Five veteran Gurkhas and a widow of a former serviceman bring their case for judicial review of the government's refusal to let them live in the UK before the High Court today.
Around 40 retired Gurkhas protested outside parliament yesterday ahead of a High Court challenge against the government's decision.
Gurkhas who left the British Army after 1997 have automatic permission to stay. But those who left before must apply for residency after a ruling in 2004 meaning Gurkhas can be rejected and deported despite years of military service for the Crown.
The campaigners handed a petition signed by 45,000 highlighting their treatment to Downing Street. All other foreign soliders have the right to settle in the UK after four years service prompting the Gurkhas claim of unlawful treatment.
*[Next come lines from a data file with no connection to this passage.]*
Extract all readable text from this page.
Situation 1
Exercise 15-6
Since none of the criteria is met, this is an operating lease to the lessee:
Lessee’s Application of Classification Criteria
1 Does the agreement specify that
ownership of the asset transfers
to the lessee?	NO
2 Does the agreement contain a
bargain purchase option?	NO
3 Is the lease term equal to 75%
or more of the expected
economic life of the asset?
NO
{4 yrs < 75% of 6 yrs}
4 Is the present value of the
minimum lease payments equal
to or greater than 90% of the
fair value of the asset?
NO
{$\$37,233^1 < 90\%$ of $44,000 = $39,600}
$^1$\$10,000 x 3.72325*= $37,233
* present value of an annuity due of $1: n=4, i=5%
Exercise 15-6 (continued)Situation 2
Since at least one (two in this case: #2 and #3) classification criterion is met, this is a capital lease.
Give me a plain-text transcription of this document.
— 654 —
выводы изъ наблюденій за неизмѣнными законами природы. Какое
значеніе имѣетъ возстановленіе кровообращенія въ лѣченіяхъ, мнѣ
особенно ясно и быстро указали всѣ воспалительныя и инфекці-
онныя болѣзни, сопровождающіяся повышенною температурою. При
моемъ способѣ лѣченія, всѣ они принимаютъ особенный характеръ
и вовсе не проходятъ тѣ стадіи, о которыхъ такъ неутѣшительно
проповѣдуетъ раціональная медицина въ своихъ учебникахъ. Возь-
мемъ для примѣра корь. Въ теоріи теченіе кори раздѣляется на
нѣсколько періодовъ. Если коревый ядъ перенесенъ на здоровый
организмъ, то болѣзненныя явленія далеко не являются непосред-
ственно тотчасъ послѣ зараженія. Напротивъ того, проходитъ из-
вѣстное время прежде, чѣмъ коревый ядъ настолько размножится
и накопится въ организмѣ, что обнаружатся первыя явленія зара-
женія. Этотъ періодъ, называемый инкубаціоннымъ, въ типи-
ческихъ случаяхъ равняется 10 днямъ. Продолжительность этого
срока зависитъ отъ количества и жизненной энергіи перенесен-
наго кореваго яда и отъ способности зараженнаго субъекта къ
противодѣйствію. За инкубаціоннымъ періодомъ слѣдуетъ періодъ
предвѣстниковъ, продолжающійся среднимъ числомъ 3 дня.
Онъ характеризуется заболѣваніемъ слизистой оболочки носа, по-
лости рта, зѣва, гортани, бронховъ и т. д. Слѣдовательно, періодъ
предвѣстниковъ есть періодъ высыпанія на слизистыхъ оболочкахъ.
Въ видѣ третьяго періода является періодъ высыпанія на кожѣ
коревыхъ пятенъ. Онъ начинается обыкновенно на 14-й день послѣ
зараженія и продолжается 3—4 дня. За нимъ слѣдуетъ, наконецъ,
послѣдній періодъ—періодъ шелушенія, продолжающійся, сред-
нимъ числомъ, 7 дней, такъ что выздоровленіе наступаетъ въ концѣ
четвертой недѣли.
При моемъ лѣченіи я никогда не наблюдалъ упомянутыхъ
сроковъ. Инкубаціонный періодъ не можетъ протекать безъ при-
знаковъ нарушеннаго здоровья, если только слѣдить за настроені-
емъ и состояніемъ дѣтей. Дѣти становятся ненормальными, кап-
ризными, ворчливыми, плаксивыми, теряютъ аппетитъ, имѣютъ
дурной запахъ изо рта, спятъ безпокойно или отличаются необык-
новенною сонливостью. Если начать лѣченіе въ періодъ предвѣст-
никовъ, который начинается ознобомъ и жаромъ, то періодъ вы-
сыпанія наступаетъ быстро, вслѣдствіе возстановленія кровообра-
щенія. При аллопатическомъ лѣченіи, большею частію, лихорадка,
They will be supported by actress Joanna Lumley:"My father served with the Gurkhas for 30 years. Like so many people in Britain I am ashamed at how successive governments have failed these magnificent and loyal soldiers. The overwhelming wish of the British is to allow them to live here if they so choose. I sincerely hope the court finds
in their favour," she said.
The resettlement rights campaign has been funded by legal aid. Solicitor Martin Howe, of human rights lawyers Martin Howe and Co, who are representing some Gurkhas, called the Government's refusal to settlement "discrimination based on their nationality and ethnicity". They also receive a lower pension than their British counterparts.
The judgement will decide the fate of more than 2,000 former Gurkhas, who are famed for their braver. Almost 50,000 have died in fighting and the Gurkha brigade has been awarded 13 Victoria crosses.